Do mesmo modo, como organização representativa, a COIAB entende que cada etnia amazônica tem sua própria maneira de ver e explicar esses fenômenos relativos à crise climática e que todos eles devem ser respeitados e acolhidos. Assim, de maneira coletiva e colaborativa, teremos condições de elaborar uma resposta à altura do desafio que enfrentamos.

Consideramos que uma das estratégias mais efetivas para o combate às mudanças climáticas é a demarcação e defesa dos territórios indígenas. As Terras Indígenas da Amazônia estocam o equivalente a um ano de emissões globais de carbono. Então está claro que defender esses territórios significa manter um enorme estoque de carbono na natureza e assim minimizar os impactos causados pelas mudanças climáticas.

Apenas o reconhecimento e demarcação desses territórios, porém, não é suficiente. A COIAB, junto a diversas outras autoridades e lideranças e representações indígenas, vem demandando que as lideranças indígenas tenham maior participação no processo de formulação, decisão e implementação das políticas. Esse é um ponto ainda muito falho no Brasil.

Além disso, de maneira mais ampla, os direitos indígenas ainda precisam ser mais bem garantidos e assegurados. O direito à terra, à segurança alimentar, à gestão dos territórios, tudo isso precisa ser aperfeiçoado. Dessa maneira, nossos irmãos terão bem-estar, qualidade de vida e poderão cuidar melhor de seus povos e seus territórios.

Os indígenas já desempenham diversos papéis nas discussões internacionais que tratam da crise climática. Acreditamos que os povos originários não só testemunham, com base em suas vivências próprias, sobre as mudanças que vem acontecendo em seus territórios, mas também podem ajudar na construção de uma nova maneira de relacionamento com a natureza, que não envolva a exploração predatória dos recursos naturais.
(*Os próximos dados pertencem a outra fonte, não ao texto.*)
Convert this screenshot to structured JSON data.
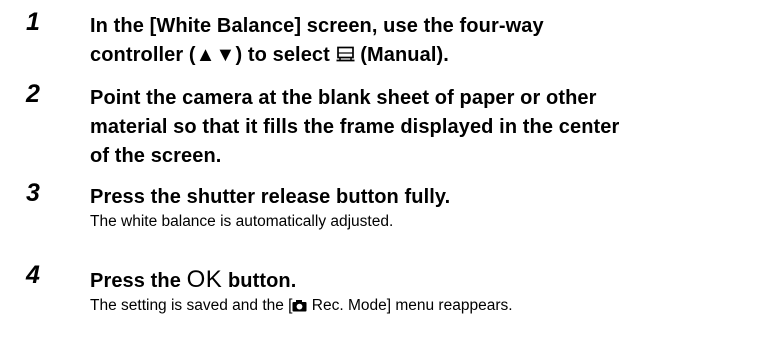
{
  "steps": [
    {
      "number": "1",
      "heading": {
        "line1": "In the [White Balance] screen, use the four-way",
        "line2_before": "controller (▲▼) to select ",
        "line2_after": " (Manual)."
      },
      "icon": "manual-white-balance-icon"
    },
    {
      "number": "2",
      "heading": {
        "line1": "Point the camera at the blank sheet of paper or other",
        "line2": "material so that it fills the frame displayed in the center",
        "line3": "of the screen."
      }
    },
    {
      "number": "3",
      "heading": {
        "line1": "Press the shutter release button fully."
      },
      "description": "The white balance is automatically adjusted."
    },
    {
      "number": "4",
      "heading": {
        "before": "Press the ",
        "ok": "OK",
        "after": " button."
      },
      "description_before": "The setting is saved and the [",
      "description_after": " Rec. Mode] menu reappears.",
      "icon": "camera-icon"
    }
  ]
}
É preciso deixar claro também que não vislumbramos, de maneira alguma, um enfrentamento da crise climática que desconsidere os direitos das populações indígenas e povos originários de todo o mundo. Sem respeitar nossos territórios e vivências, nenhuma solução será prática, efetiva e duradoura – e não dará conta de entregar os resultados que precisamos.

Nossa esperança vem do fato de que, apesar de todos os problemas e dificuldades, nós resistimos. Não é possível negar que, apesar de todos os retrocessos que vivemos e das dificuldades que se impõem aos povos indígenas brasileiros, sempre encontramos novas formas de ser e estar no mundo.

Na política, nas artes, nas redes sociais e na Academia, sempre é possível encontrar indígenas que se colocam de uma maneira a reafirmar sua identidade, seu orgulho e seu pertencimento.

Então, ainda que tenhamos muita dor e muito luto para elaborar, principalmente durante este período de pandemia da COVID-19, vemos sempre novas lideranças surgindo e novos discursos aparecendo. Temos mais de 500 anos de lutas e nos sentimos prontos e preparados para mais 500 – em respeito à memória de nossos antigos, que abriram este caminho, e em deferência aos nossos novos, que vão continuar essa luta quando não estivermos mais aqui”.